Nordstrom’s first-quarter profit fell far more than Wall Street estimates as growth in its online sales was not enough to offset a sharp decline at its luxury stores.
The retailer on Friday reported earnings dropped 60% to 26 cents per diluted share on $3.25 billion in revenue. Analysts had expected earnings of 45 cents per share on $3.28 billion in sales, according to a Thomson Reuters consensus estimate.
On news of the earnings, Nordstrom shares tumbled more than 13% on Friday, closing at $39.16. The stock has fallen 21% so far this year and is now at its lowest level since August 2011.
While net sales were up 2.5% on the first quarter of 2015, comparable store sales as a whole were down 1.7% and full-line, or luxury, same-store sales fell 7.7%.
“It is clear that the retailer is struggling to maintain sales at its physical locations, especially at full-line Nordstrom stores,” Seeking Alpha said, adding that the decline at those stores was “even more concerning” because of the easy comparison with a year ago, when sales increased 0.5%.
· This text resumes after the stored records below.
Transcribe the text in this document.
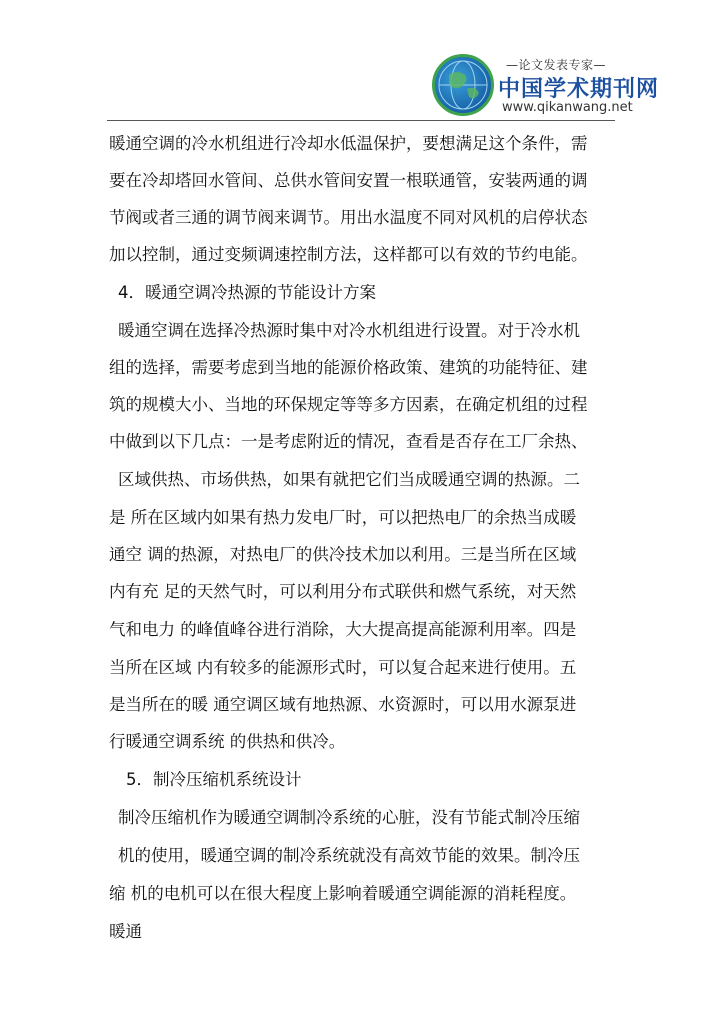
—论文发表专家—
中国学术期刊网
www.qikanwang.net
暖通空调的冷水机组进行冷却水低温保护，要想满足这个条件，需
要在冷却塔回水管间、总供水管间安置一根联通管，安装两通的调
节阀或者三通的调节阀来调节。用出水温度不同对风机的启停状态
加以控制，通过变频调速控制方法，这样都可以有效的节约电能。
4．暖通空调冷热源的节能设计方案
暖通空调在选择冷热源时集中对冷水机组进行设置。对于冷水机
组的选择，需要考虑到当地的能源价格政策、建筑的功能特征、建
筑的规模大小、当地的环保规定等等多方因素，在确定机组的过程
中做到以下几点：一是考虑附近的情况，查看是否存在工厂余热、
区域供热、市场供热，如果有就把它们当成暖通空调的热源。二
是 所在区域内如果有热力发电厂时，可以把热电厂的余热当成暖
通空 调的热源，对热电厂的供冷技术加以利用。三是当所在区域
内有充 足的天然气时，可以利用分布式联供和燃气系统，对天然
气和电力 的峰值峰谷进行消除，大大提高提高能源利用率。四是
当所在区域 内有较多的能源形式时，可以复合起来进行使用。五
是当所在的暖 通空调区域有地热源、水资源时，可以用水源泵进
行暖通空调系统 的供热和供冷。
5．制冷压缩机系统设计
制冷压缩机作为暖通空调制冷系统的心脏，没有节能式制冷压缩
机的使用，暖通空调的制冷系统就没有高效节能的效果。制冷压
缩 机的电机可以在很大程度上影响着暖通空调能源的消耗程度。
暖通
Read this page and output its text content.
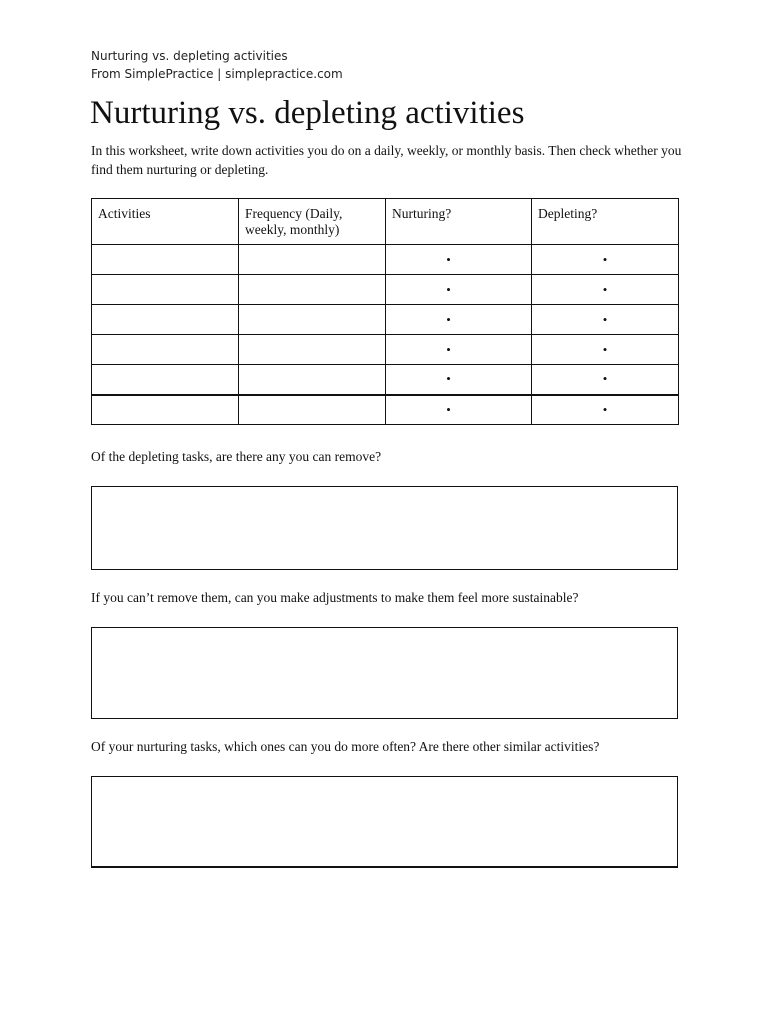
Nurturing vs. depleting activities
From SimplePractice | simplepractice.com
Nurturing vs. depleting activities

In this worksheet, write down activities you do on a daily, weekly, or monthly basis. Then check whether you find them nurturing or depleting.

Activities	Frequency (Daily, weekly, monthly)	Nurturing?	Depleting?
		•	•
		•	•
		•	•
		•	•
		•	•
		•	•

Of the depleting tasks, are there any you can remove?

If you can’t remove them, can you make adjustments to make them feel more sustainable?

Of your nurturing tasks, which ones can you do more often? Are there other similar activities?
Nordstrom.com’s sales grew 3.5% but that was down from 19.8% growth a year earlier. As Fortune reports, the company has long been a leader in e-commerce, being among the first to recognize the need to integrate stores and e-commerce, but it is now cutting some of its online product assortment.
“We are refining our online assortment through greater focus on key brands and categories while editing less profitable items,” CFO Michael Koppel said on Friday’s earnings call.
Nordstrom also reduced its guidance for 2016, forecasting that net sales would grow by 2.5% to 4.5% versus its previous estimate of 3.5% to 5.5%. It expects 2016 full-year earnings to be $2.50 to $2.70 a share against analysts’ projections of $3.20 a share.